We already had the Web-UI for a convenient review of exceptions grouped by stacks, we had a Grafana for a high-level analysis of product stability at the level of versions and product lines. But a programmer’s eye, constantly craving optimization, caught another aspect of this process. Our support team was responsible for revising the line of exceptions and creating tasks from them in Jira. Consequently, we wrote a simple service that performed it automatically. Later, we taught it to set and update priorities to tasks depending on the number of users who faced this problem.
Historically, dbForge line development was divided among 4 teams. Each team had its own functionality to work on, though the borderline was not always clear and obvious.

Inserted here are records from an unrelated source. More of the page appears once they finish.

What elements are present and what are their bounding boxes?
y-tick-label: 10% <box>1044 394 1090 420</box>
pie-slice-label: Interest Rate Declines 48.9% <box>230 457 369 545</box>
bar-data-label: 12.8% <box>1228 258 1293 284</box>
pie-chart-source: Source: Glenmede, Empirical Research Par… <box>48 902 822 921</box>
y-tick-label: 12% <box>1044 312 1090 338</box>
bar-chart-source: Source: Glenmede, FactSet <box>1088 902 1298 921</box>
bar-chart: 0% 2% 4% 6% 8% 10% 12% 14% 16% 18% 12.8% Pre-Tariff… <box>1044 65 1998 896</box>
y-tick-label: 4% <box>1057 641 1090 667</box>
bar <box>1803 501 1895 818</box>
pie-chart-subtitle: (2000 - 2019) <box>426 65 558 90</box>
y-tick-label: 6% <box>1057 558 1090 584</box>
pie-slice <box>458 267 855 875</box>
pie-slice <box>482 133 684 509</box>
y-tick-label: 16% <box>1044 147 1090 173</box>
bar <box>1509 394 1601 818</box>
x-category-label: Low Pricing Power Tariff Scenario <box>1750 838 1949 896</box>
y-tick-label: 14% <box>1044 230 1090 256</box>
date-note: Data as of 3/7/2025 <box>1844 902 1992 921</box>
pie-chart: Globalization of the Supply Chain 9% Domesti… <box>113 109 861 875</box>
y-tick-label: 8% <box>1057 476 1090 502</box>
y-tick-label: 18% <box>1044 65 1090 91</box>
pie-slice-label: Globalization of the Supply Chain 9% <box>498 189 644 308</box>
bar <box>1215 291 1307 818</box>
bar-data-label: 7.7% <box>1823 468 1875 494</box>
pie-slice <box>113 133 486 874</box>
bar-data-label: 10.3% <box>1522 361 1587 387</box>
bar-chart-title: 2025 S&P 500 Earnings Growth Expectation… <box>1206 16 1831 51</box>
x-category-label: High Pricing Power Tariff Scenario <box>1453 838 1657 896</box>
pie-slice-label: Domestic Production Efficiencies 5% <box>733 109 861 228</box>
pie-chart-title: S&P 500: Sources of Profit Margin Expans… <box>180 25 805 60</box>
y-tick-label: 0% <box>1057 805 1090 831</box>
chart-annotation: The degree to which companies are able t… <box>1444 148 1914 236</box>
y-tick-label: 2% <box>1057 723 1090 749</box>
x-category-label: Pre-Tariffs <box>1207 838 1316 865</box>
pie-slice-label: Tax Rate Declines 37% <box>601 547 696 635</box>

Our technical support team, relying on their experience, read the stack and assigned it to this or that team. They managed it quite well, yet, in some cases, mistakes still occurred. The information on errors from analytics came to Jira on its own, but the support team still needed to classify tasks by teams.
In the meantime, Microsoft introduced a new library – ML.NET. And we still had this classification task, whose parameters we could not formulate on our own. A library of that kind was exactly what we needed. It extracted stacks of all resolved exceptions from Redmine, a project management system that we used earlier, and Jira, which we use at present. We obtained a data array that contained some 5 thousand pairs of Exception StackTrace and command. We put 100 exceptions aside and used the rest of the exceptions to teach a model. The accuracy was about 75%; again we had 4 teams, hence, random and round-robin would only attain 25%. It was a bit worse than what our support team managed to achieve, but it sufficiently saved up their time.
To my way of thinking, if we considerably clean up incoming data array, make a thorough examination of the ML.NET library, and theoretical foundation in machine learning on the whole, then we can improve these results. At the same time, I was impressed with the simplicity of this library: with no special knowledge in AI and ML, we managed to gain real cost-benefits in less than an hour.
I believe that everyone who read as far as the end of the final article found something interesting and/or useful.
Hopefully, some of the readers happen to be users of the products I describe in this article, and some lines shed light on the reasons why this or that functional was implemented this way.
I am writing these lines before even the first article in the series is published, so I am still unaware, but pretty sure I have found many helpful and noteworthy comments.
And now, let me draw the conclusions:
We should make decisions based on data and not assumptions. I wrote about this in the previous article using the example of optimization. In that case, data can be retrieved from memory and performance profilers. This article is about behavior analytics and insights that we can obtain from it.
Collecting and further analyzing the dataset of exceptions allows us to determine a list of problematic modules.
We ought to constantly invest in tools. There is nothing wrong if we need to develop something for it. In the next few months, it will save us a lot of time and rid us of routine. Routine on top of time expenditure can be very demotivating.
When we develop some internal tools, we get a super chance to try out new technologies, which can be applied in production solutions later on.
There are infinitely many tools for data analysis, still, we managed to extract some really important information using SQL tools. This is the most powerful tool to formulate a question to data and receive an answer in a structured form.
I want to give thanks to everyone who read and helped me create this article!